Dès leur arrivée, les spectateurs étaient accueillis par des conteurs qui les invitaient à entrer au café du quêteux. Le spectacle mettait en scène des personnages typiques du début des années 1900 dans le langage de l’époque, ce qui a beaucoup fait rire le public qui a beaucoup apprécié le spectacle. Les thèmes de l’éducation, le temps et l’invention de l’automobile ont été abordés de façon humoristique. Même si les histoires se passent au début des années 1900, les thèmes sont toujours d’actualité et c’est probablement ce qui a fait le succès du spectacle. Les trois spectacles ont d’ailleurs été si bien accueillis que les propriétaires du Village des Défricheurs ne déclinent pas l’idée de peut-être faire une autre soirée dans le temps des fêtes.
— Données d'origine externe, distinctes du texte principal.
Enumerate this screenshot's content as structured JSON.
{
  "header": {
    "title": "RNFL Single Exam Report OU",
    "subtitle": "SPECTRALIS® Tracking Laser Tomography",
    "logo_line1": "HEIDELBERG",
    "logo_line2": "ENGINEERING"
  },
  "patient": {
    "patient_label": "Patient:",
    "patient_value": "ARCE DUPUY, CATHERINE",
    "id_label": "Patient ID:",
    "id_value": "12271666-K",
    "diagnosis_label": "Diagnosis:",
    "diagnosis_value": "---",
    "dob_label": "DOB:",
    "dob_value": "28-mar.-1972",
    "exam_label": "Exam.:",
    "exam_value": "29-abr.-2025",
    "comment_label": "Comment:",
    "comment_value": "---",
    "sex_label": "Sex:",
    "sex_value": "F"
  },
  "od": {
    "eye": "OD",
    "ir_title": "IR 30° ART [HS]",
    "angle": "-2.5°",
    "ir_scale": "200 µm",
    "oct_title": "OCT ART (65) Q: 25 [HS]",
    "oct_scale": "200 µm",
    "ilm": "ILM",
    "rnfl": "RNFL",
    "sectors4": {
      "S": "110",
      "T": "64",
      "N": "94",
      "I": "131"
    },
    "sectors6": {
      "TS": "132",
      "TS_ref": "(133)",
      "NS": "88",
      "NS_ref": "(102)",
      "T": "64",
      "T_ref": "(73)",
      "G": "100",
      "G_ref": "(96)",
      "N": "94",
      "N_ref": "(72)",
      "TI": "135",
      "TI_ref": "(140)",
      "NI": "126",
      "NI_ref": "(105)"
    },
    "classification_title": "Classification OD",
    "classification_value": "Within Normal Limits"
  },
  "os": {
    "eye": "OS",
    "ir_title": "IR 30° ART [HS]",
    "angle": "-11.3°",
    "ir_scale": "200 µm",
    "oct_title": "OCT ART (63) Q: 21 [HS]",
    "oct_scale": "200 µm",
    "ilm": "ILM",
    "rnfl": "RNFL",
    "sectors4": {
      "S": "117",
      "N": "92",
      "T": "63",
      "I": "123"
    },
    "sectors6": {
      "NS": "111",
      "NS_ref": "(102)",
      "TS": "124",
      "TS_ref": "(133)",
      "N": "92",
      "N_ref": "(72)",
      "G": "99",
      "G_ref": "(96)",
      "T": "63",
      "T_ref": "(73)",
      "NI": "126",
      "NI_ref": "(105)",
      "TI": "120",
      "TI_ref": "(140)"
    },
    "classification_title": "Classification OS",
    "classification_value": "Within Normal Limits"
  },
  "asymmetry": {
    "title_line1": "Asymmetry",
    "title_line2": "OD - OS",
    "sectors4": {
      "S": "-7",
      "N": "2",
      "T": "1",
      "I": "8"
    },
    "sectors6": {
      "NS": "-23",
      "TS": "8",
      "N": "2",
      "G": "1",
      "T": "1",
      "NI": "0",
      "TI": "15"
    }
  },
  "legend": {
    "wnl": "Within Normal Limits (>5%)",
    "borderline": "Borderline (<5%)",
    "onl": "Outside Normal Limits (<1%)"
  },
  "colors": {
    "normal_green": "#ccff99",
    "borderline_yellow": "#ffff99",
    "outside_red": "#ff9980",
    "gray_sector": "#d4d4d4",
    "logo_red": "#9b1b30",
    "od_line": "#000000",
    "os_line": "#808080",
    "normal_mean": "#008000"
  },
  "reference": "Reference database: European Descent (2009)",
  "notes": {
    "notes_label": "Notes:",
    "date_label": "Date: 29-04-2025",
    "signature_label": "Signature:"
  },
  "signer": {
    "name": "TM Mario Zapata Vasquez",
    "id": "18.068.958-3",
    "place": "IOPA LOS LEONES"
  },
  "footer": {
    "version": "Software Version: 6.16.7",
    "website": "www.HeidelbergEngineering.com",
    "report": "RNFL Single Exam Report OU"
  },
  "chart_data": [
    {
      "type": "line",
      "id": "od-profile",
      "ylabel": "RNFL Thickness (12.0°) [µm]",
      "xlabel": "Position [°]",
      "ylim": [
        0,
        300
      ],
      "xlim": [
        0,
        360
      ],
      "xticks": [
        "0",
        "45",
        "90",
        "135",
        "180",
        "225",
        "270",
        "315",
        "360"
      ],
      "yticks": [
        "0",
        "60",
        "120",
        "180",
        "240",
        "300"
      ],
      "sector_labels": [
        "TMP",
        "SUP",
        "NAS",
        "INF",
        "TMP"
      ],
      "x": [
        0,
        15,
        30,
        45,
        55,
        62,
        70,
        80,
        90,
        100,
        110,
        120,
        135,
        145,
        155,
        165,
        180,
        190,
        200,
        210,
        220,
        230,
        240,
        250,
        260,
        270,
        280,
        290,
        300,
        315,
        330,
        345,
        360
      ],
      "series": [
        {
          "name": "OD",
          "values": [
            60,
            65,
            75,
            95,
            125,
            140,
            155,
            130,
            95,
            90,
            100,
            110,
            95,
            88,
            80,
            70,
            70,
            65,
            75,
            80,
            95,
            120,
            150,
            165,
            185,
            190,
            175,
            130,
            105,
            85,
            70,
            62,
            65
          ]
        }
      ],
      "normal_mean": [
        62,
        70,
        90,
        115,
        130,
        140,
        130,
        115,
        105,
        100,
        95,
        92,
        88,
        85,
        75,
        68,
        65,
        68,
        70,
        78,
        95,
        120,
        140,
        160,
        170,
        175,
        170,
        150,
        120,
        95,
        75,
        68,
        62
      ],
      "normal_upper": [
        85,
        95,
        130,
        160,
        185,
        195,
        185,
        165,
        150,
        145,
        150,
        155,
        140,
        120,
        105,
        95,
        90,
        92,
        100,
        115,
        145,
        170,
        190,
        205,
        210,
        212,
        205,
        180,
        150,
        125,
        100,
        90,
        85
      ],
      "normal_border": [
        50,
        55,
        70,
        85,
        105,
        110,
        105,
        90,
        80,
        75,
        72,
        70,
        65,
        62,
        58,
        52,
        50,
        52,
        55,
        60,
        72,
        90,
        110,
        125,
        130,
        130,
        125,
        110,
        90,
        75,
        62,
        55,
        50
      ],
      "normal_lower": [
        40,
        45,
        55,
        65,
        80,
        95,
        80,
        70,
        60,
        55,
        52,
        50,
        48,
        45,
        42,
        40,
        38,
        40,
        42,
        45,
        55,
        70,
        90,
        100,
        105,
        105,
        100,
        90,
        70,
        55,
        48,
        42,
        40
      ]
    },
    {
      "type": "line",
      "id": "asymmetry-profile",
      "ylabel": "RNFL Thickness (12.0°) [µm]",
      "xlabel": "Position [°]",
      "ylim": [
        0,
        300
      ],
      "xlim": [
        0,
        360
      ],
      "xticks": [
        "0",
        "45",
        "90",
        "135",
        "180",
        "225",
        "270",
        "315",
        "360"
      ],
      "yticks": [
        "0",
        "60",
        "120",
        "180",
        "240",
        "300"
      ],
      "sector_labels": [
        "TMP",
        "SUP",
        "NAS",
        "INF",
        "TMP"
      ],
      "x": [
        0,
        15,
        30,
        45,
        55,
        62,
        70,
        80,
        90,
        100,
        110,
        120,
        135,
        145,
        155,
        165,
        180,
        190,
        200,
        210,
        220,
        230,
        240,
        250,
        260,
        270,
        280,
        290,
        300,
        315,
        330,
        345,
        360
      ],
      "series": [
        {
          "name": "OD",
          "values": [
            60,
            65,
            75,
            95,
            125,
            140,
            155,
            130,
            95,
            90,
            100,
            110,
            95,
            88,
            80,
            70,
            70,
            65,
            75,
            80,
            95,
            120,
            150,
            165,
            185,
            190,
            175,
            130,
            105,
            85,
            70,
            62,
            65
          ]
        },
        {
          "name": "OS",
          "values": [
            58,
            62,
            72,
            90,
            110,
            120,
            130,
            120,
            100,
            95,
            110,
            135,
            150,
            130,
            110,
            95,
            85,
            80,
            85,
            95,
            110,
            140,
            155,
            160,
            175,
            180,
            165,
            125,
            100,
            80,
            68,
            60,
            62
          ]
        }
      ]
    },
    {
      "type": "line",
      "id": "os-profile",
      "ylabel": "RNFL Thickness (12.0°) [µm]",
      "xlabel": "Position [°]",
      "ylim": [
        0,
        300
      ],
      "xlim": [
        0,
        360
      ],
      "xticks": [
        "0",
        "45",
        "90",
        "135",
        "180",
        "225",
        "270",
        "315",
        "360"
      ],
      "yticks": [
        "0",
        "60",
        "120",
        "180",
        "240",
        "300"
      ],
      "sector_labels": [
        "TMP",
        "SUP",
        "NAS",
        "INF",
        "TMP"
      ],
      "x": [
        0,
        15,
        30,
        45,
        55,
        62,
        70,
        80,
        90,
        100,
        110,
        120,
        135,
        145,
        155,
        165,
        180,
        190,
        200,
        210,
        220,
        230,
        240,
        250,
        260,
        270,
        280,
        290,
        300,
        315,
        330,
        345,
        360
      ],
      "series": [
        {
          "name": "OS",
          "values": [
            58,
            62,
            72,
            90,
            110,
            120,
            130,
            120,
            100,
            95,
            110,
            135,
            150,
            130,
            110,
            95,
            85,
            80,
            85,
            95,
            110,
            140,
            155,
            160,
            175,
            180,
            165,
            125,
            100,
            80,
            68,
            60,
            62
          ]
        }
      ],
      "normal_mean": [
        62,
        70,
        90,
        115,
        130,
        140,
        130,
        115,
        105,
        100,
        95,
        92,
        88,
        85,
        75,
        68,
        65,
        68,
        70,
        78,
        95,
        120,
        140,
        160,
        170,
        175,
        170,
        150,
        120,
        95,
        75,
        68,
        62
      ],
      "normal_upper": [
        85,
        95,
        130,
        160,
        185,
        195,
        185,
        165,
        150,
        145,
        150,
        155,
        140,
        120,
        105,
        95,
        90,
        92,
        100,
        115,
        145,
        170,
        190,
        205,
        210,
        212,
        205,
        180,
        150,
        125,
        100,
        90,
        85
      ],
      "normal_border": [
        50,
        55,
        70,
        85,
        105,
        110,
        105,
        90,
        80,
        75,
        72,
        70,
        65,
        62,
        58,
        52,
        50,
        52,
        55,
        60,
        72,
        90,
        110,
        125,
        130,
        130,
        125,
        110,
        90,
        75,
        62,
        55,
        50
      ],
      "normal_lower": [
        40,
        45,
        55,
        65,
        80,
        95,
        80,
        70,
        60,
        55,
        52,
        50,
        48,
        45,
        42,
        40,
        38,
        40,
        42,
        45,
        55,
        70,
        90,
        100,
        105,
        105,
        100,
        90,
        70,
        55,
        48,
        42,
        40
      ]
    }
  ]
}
Le premier conte racontait l’histoire d’un fils de banquier qui était allé à l’école pour en connaître plus sur les chiffres. Le fils fait donc un DEP (dépense énergétique puissante), puis un DEC (dépense économique constante). Par la suite, il fait un BAC (beaucoup à calculer) et un baccalauréat (barque à Lauréat). Mais comme le fils n’aime pas ce qu’il fait, il lui pousse une bosse. Plus il obtient de diplômes, plus elle grossit. Il devra donc trouver ce qu’il aime vraiment pour la faire disparaitre. La morale : il faut faire ce qu’on aime dans la vie.

La deuxième histoire explique comment les gens d’aujourd’hui sont devenus toujours trop pressés. Tout débute dans le village de Slowville. Le curé Jean à L’heure installe une horloge à l’église pour que ses paroissiens arrivent à l’heure à la messe. S’ensuit ensuite l’invention des rendez-vous. Tout devient urgent. Slowville devient Urgentville. Urgentville commence à grossir. On ne cesse d’y construire des maisons sans arrêt pendant vingt ans. Le temps file et personne ne s’en aperçoit. Un jour, quelqu’un réalise qu’il n’avait pas vu son fils grandir. Il décide d’arrêter le temps. Deux semaines ! C’était le début des vacances de la construction. La morale : il faut prendre le temps de s’arrêter.

L’invention de l’automobile a aussi été abordée dans le troisième conte. Le tout débute alors que Clochon, qui rêve de devenir riche et puissant, invente l’automobile. Cheval sous le capot comme moteur, chandelles pour éclairer et les cris de la belle-mère comme klaxon. Voilà le prototype de l’automobile tel que raconté par les feux follets. Avec cette invention, Clochon avait tout pour devenir riche, mais Clochon portait bien son nom. Il va donc se faire arnaquer par un certain Henri Ford qui va acheter le prototype. Se croyant riche, Clochon va dépenser le montant reçu pour son invention et plus encore dans des commerces appartenant tous à Henri. Clochon se retrouve sans le sou et endetté. La morale de l’histoire : il ne faut pas « péter » plus haut que le trou.